We can further enhance our approach, based on lessons learned:

  • High lead in time due to complex scheduling requirements of reviewers, leading to stricter prioritisation and serialisation of takeovers.
  • Differing practice across services led to different implementation styles. Meeting SRE standards required significant rework, wasting engineering effort. Examples include logging and instrumentation.
  • Certain patterns can be observed in common service issues and outages, but fixes can't easily be applied across services, particularly in overload and data hotspotting.
  • SRE contributions are localised to service and aren't generic enough for reuse, limiting the spread of SRE knowledge to other services.

External factors

Business pressure also affects the SRE team:

  • As software increasingly moves to a microservices model, the number of services needing SRE support scales, demanding further staffing.
  • Hiring experienced and qualified SREs is costly, requiring enormous effort from recruitment and a large training budget and time commitment to bring them up to speed.
  • The above prevent the SRE team from engaging with many teams whose services are deemed below current priorities. This mandate calls for extending SRE support beyond the engagement model.

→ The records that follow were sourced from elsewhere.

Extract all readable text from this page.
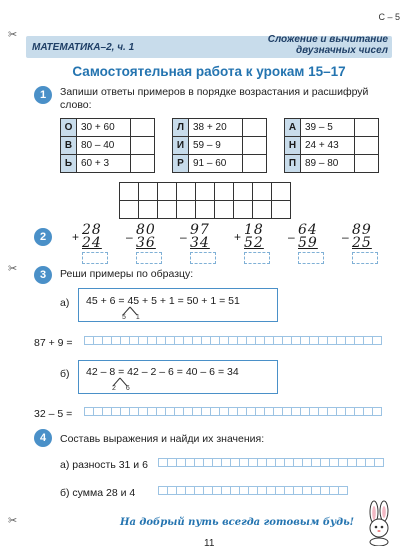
С – 5
✂
✂
✂
МАТЕМАТИКА–2, ч. 1
Сложение и вычитание
двузначных чисел
Самостоятельная работа к урокам 15–17
1	Запиши ответы примеров в порядке возрастания и расшифруй слово:
О	30 + 60	
В	80 – 40	
Ь	60 + 3	
Л	38 + 20	
И	59 – 9	
Р	91 – 60	
А	39 – 5	
Н	24 + 43	
П	89 – 80	

2	+ 28
24	– 80
36	– 97
34	+ 18
52	– 64
59	– 89
25
3	Реши примеры по образцу:
а) 45 + 6 = 45 + 5 + 1 = 50 + 1 = 51
5 1
87 + 9 =
б) 42 – 8 = 42 – 2 – 6 = 40 – 6 = 34
2 6
32 – 5 =
4	Составь выражения и найди их значения:
а) разность 31 и 6
б) сумма 28 и 4
На добрый путь всегда готовым будь!
11
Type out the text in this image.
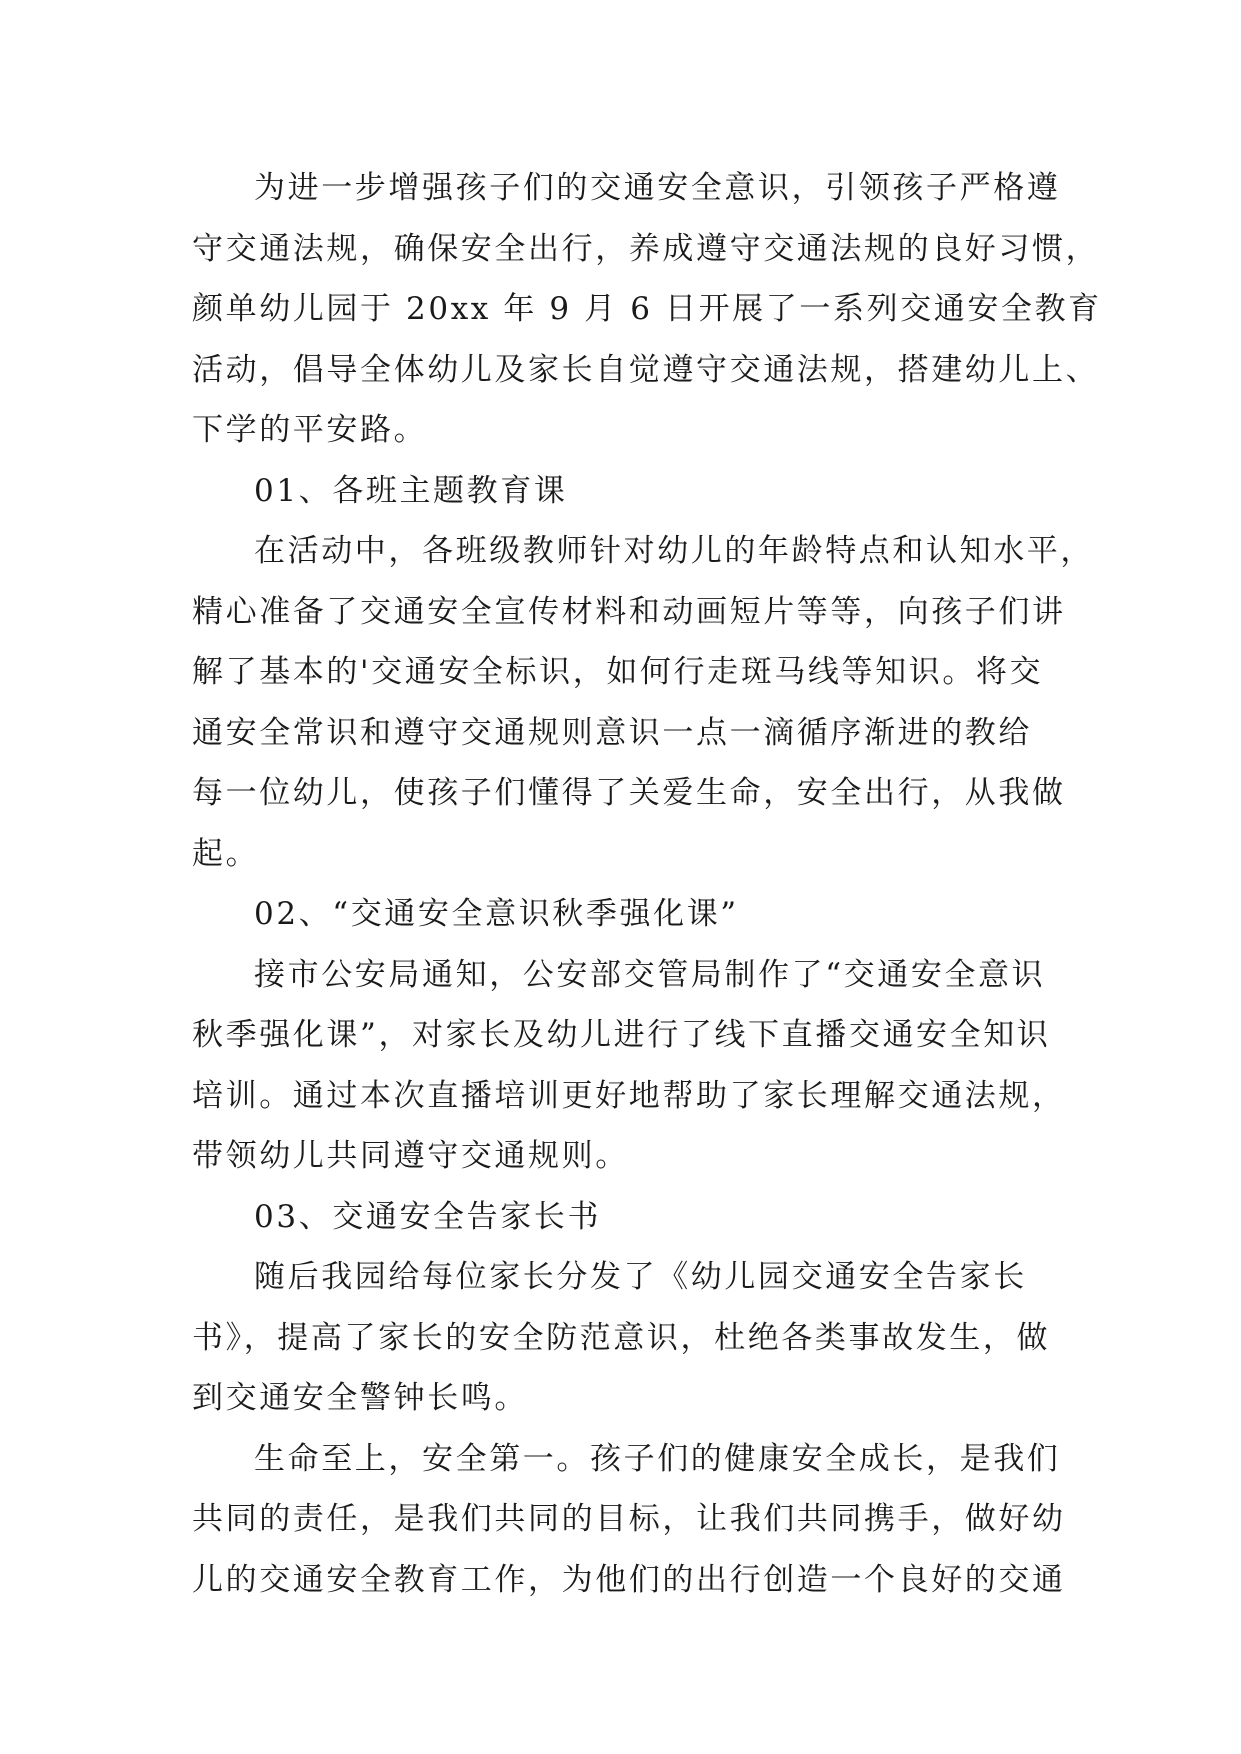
为进一步增强孩子们的交通安全意识，引领孩子严格遵
守交通法规，确保安全出行，养成遵守交通法规的良好习惯，
颜单幼儿园于 20xx 年 9 月 6 日开展了一系列交通安全教育
活动，倡导全体幼儿及家长自觉遵守交通法规，搭建幼儿上、
下学的平安路。
01、各班主题教育课
在活动中，各班级教师针对幼儿的年龄特点和认知水平，
精心准备了交通安全宣传材料和动画短片等等，向孩子们讲
解了基本的'交通安全标识，如何行走斑马线等知识。将交
通安全常识和遵守交通规则意识一点一滴循序渐进的教给
每一位幼儿，使孩子们懂得了关爱生命，安全出行，从我做
起。
02、“交通安全意识秋季强化课”
接市公安局通知，公安部交管局制作了“交通安全意识
秋季强化课”，对家长及幼儿进行了线下直播交通安全知识
培训。通过本次直播培训更好地帮助了家长理解交通法规，
带领幼儿共同遵守交通规则。
03、交通安全告家长书
随后我园给每位家长分发了《幼儿园交通安全告家长
书》，提高了家长的安全防范意识，杜绝各类事故发生，做
到交通安全警钟长鸣。
生命至上，安全第一。孩子们的健康安全成长，是我们
共同的责任，是我们共同的目标，让我们共同携手，做好幼
儿的交通安全教育工作，为他们的出行创造一个良好的交通
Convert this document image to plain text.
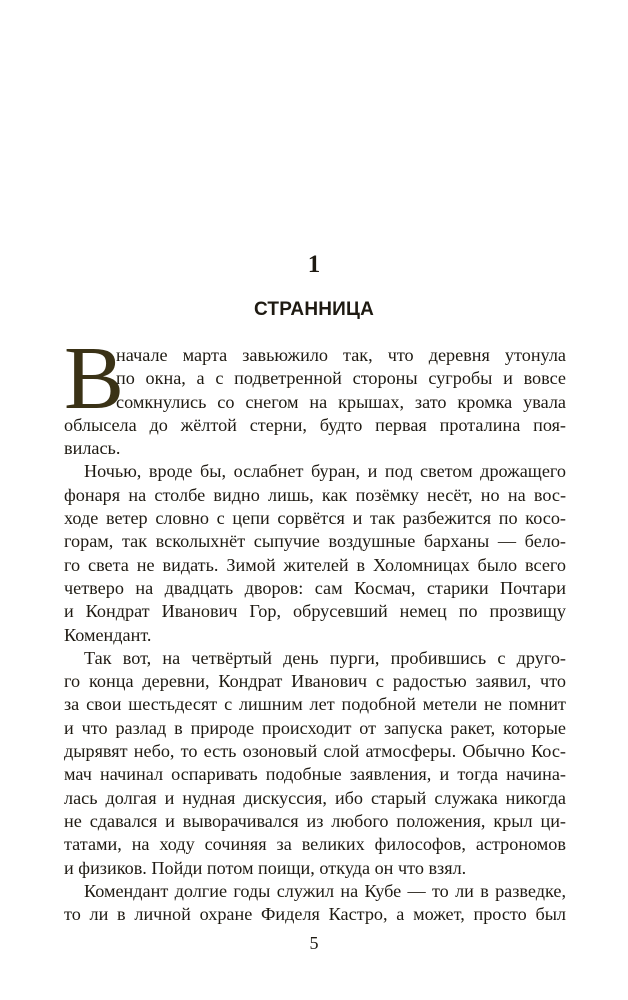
1
СТРАННИЦА
В
начале марта завьюжило так, что деревня утонула
по окна, а с подветренной стороны сугробы и вовсе
сомкнулись со снегом на крышах, зато кромка увала
облысела до жёлтой стерни, будто первая проталина поя-
вилась.
Ночью, вроде бы, ослабнет буран, и под светом дрожащего
фонаря на столбе видно лишь, как позёмку несёт, но на вос-
ходе ветер словно с цепи сорвётся и так разбежится по косо-
горам, так всколыхнёт сыпучие воздушные барханы — бело-
го света не видать. Зимой жителей в Холомницах было всего
четверо на двадцать дворов: сам Космач, старики Почтари
и Кондрат Иванович Гор, обрусевший немец по прозвищу
Комендант.
Так вот, на четвёртый день пурги, пробившись с друго-
го конца деревни, Кондрат Иванович с радостью заявил, что
за свои шестьдесят с лишним лет подобной метели не помнит
и что разлад в природе происходит от запуска ракет, которые
дырявят небо, то есть озоновый слой атмосферы. Обычно Кос-
мач начинал оспаривать подобные заявления, и тогда начина-
лась долгая и нудная дискуссия, ибо старый служака никогда
не сдавался и выворачивался из любого положения, крыл ци-
татами, на ходу сочиняя за великих философов, астрономов
и физиков. Пойди потом поищи, откуда он что взял.
Комендант долгие годы служил на Кубе — то ли в разведке,
то ли в личной охране Фиделя Кастро, а может, просто был
5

Frameworks offer a structural solution to the problem, incorporating:

  • Codified best practices based on lessons learned, providing a base upon which future services can be developed.
  • Reusable solutions to known scalability and reliability issues.
  • Common production platforms and control surface, addressing instrumentation and operational controls from the beginning.
  • Easier automation and smarter systems, allowing e.g. distributed tracing without service-specific middleware.

These pre-approved frameworks can be modelled in multiple languages/runtimes and domains as necessary.